A "short intermission" to discuss migration

It would be wrong to think that the refugee crisis – which should, given the “Brexit” debate, have been the focus of discussions between state leaders – was cut short simply because the Turkish government, nominated by European leaders as the “solution to the problem”, had cancelled their journey to Brussels due to the terrorist attack in Ankara. In the end, when only five out of fifty hours were devoted to refugees, the naive reaction would be to think that most negotiations took place behind the scenes. In reality, the topic was sidelined.

We know, for example, that Alexis Tspiras would have threatened to refuse to support the final pact with Cameron if concrete steps had not been agreed to help Greece to cope with the huge influx of refugees, as Greece faces significant social and economic and social struggles of its own. In the end, Tspiras had to abandon hope of obtaining many promises.
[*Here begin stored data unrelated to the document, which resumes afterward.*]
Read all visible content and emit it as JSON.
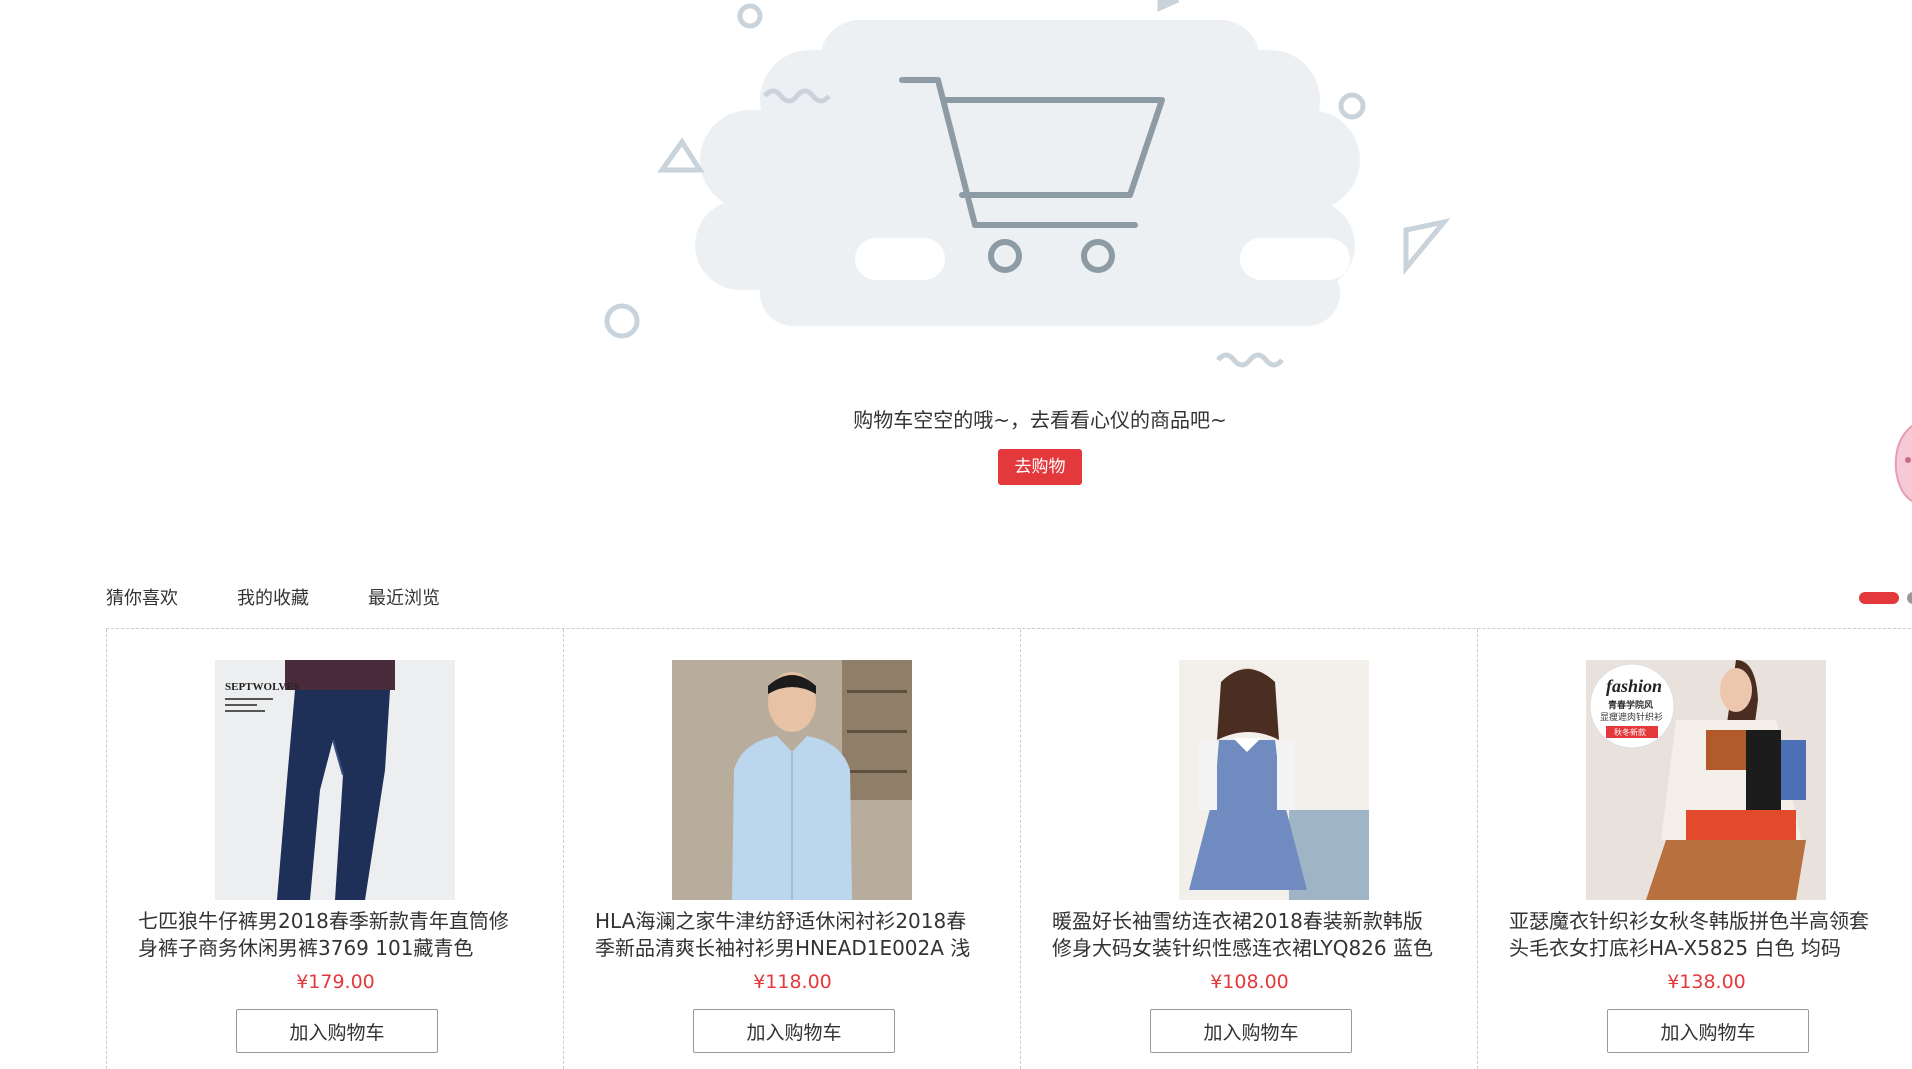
{
  "empty_cart": {
    "message": "购物车空空的哦~，去看看心仪的商品吧~",
    "go_shopping_label": "去购物"
  },
  "tabs": [
    {
      "label": "猜你喜欢"
    },
    {
      "label": "我的收藏"
    },
    {
      "label": "最近浏览"
    }
  ],
  "colors": {
    "accent": "#e4393c",
    "illustration_gray": "#edf0f3",
    "illustration_line": "#8d9ba5"
  },
  "products": [
    {
      "title": "七匹狼牛仔裤男2018春季新款青年直筒修\n身裤子商务休闲男裤3769 101藏青色",
      "price": "¥179.00",
      "add_cart_label": "加入购物车",
      "image_text": "SEPTWOLVES"
    },
    {
      "title": "HLA海澜之家牛津纺舒适休闲衬衫2018春\n季新品清爽长袖衬衫男HNEAD1E002A 浅",
      "price": "¥118.00",
      "add_cart_label": "加入购物车"
    },
    {
      "title": "暖盈好长袖雪纺连衣裙2018春装新款韩版\n修身大码女装针织性感连衣裙LYQ826 蓝色",
      "price": "¥108.00",
      "add_cart_label": "加入购物车"
    },
    {
      "title": "亚瑟魔衣针织衫女秋冬韩版拼色半高领套\n头毛衣女打底衫HA-X5825 白色 均码",
      "price": "¥138.00",
      "add_cart_label": "加入购物车",
      "image_text": "fashion",
      "image_subtext_1": "青春学院风",
      "image_subtext_2": "显瘦遮肉针织衫",
      "image_subtext_3": "秋冬新款"
    }
  ]
}
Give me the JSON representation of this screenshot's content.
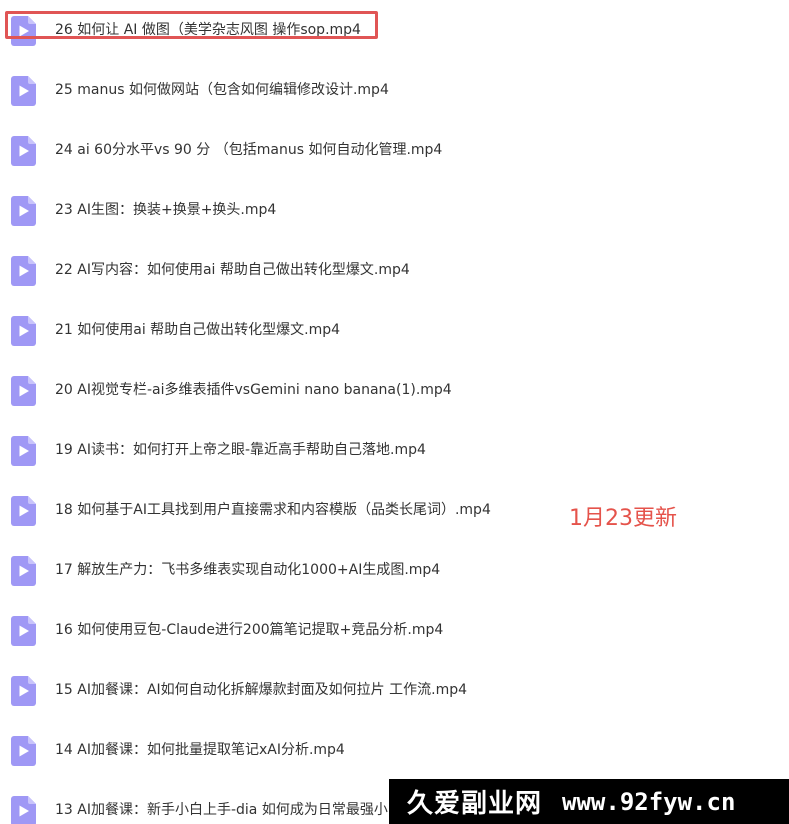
{
  "files": [
    {
      "name": "26 如何让 AI 做图（美学杂志风图 操作sop.mp4",
      "icon": "video-file-icon"
    },
    {
      "name": "25 manus 如何做网站（包含如何编辑修改设计.mp4",
      "icon": "video-file-icon"
    },
    {
      "name": "24 ai 60分水平vs 90 分 （包括manus 如何自动化管理.mp4",
      "icon": "video-file-icon"
    },
    {
      "name": "23 AI生图：换装+换景+换头.mp4",
      "icon": "video-file-icon"
    },
    {
      "name": "22 AI写内容：如何使用ai 帮助自己做出转化型爆文.mp4",
      "icon": "video-file-icon"
    },
    {
      "name": "21 如何使用ai 帮助自己做出转化型爆文.mp4",
      "icon": "video-file-icon"
    },
    {
      "name": "20 AI视觉专栏-ai多维表插件vsGemini nano banana(1).mp4",
      "icon": "video-file-icon"
    },
    {
      "name": "19 AI读书：如何打开上帝之眼-靠近高手帮助自己落地.mp4",
      "icon": "video-file-icon"
    },
    {
      "name": "18 如何基于AI工具找到用户直接需求和内容模版（品类长尾词）.mp4",
      "icon": "video-file-icon"
    },
    {
      "name": "17 解放生产力：飞书多维表实现自动化1000+AI生成图.mp4",
      "icon": "video-file-icon"
    },
    {
      "name": "16 如何使用豆包-Claude进行200篇笔记提取+竞品分析.mp4",
      "icon": "video-file-icon"
    },
    {
      "name": "15 AI加餐课：AI如何自动化拆解爆款封面及如何拉片 工作流.mp4",
      "icon": "video-file-icon"
    },
    {
      "name": "14 AI加餐课：如何批量提取笔记xAI分析.mp4",
      "icon": "video-file-icon"
    },
    {
      "name": "13 AI加餐课：新手小白上手-dia 如何成为日常最强小",
      "icon": "video-file-icon"
    }
  ],
  "update_note": "1月23更新",
  "watermark": {
    "cn": "久爱副业网",
    "url": "www.92fyw.cn"
  },
  "colors": {
    "icon_fill": "#9f98f5",
    "icon_fold": "#c9c4fb",
    "highlight": "#e05555",
    "note": "#e5534b"
  }
}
Nonetheless, the framework for further discussions about the refugee crisis, scheduled for March, is clear; they will take a much more stringent approach compared with the plans agreed some weeks ago. The European Council warns that: “we must rapidly stem the flow of migrants, protect our external borders, crack down on illegal migration and preserve the integrity of the Schengen Zone”.

No longer are leaders discussing how to share migrants and refugees fairly amongst different European countries, a conversation which would have allowed them to demonstrate European solidarity, not only towards refugees but between EU states. Instead, each country is focussed upon controlling their borders. European leaders will shortly be demanding that Turkey closes her own in order to stem the tide of migrants at the entry point into Europe and to shelter the Schengen Zone as far as possible. In reality, refugees are likely to continue to flood into Greece for many years to come (this has obviously been a trend for some time), a country which is currently home to the majority of refugees, with significant risks for its social, economic and political stability.
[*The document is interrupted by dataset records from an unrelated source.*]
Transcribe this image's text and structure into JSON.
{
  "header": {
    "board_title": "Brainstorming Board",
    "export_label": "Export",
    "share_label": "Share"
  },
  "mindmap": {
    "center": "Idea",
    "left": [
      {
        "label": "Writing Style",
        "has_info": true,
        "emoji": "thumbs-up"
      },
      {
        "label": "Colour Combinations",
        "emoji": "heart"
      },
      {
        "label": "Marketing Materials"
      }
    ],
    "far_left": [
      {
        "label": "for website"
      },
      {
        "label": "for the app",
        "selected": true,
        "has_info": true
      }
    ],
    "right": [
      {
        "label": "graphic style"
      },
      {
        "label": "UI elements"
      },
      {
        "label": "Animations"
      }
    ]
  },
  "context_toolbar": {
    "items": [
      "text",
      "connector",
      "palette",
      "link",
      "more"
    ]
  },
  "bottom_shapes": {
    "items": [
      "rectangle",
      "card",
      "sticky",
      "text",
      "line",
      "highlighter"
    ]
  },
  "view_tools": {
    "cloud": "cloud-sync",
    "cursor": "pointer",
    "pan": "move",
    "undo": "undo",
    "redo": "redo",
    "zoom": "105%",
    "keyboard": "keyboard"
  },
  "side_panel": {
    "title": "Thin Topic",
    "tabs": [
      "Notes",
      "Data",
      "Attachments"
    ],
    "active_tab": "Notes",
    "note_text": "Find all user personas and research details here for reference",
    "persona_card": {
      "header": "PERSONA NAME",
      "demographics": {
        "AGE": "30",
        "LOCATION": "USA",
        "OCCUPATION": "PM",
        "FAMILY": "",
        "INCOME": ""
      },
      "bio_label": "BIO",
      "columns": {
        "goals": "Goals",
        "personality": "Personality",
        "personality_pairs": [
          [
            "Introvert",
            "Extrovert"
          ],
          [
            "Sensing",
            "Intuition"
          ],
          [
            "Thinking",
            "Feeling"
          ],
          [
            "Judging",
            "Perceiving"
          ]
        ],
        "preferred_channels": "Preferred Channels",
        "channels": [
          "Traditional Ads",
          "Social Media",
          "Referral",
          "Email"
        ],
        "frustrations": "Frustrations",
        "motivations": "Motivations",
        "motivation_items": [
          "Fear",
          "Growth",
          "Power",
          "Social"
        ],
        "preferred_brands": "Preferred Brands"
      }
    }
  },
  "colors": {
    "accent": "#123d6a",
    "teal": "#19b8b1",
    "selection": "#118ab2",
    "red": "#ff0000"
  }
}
We might remark that although the UK celebrates having obtained « everything that Cameron asked for” at the meeting and that it has also liberated itself from the requirements of the Schengen Zone, Cameron refuses point-blank to accept a fair proportion of refugees and migrants into the UK, seemingly ignoring the several thousand who are camped on the other side of the English Channel. In Calais, the French government has just set a deadline of Tuesday 1st March to bulldoze half of the Jungle Camp which serves as a temporary home to these people. Given both the situation in Calais and the evolving national policies of European governments, how can we fail to see that a covert war has begun against workers, migrants and refugees?

A healthy dose of populism

The Council meeting has also provided an insight into the potential impact of populist and xenophobic movements which are sweeping into more or less every corner of Europe, demonstrating a return to a mentality of “territorial defence”. Cameron provides the most obnoxious example, showing that he needs to pander to his eurosceptic opposition not only externally, but also within his party. These same arguments are espoused today by European leaders to legitimise their refusal to welcome more migrants and refugees, with the most xenophobic countries no longer hesitating to create leagues outside of European political space to take extreme measures. Hungary, Poland, The Czech Republic and Slovakia have just forced the closure of the Greek/Macedonian border, which effectively excludes Greece from the Schengen Zone and makes it the only country to welcome refugees at point of entry.

When Jean-Claude Juncker spoke with journalists reporting on these two days of meetings, he emphasised that in order to demonstrate the “elegance” of a Europe able to cope with a crisis and able to take decisions (although this runs contrary to Europe’s current moral state), it is instructive to remember that true elegance consists less of embellishing the truth than simply stating it.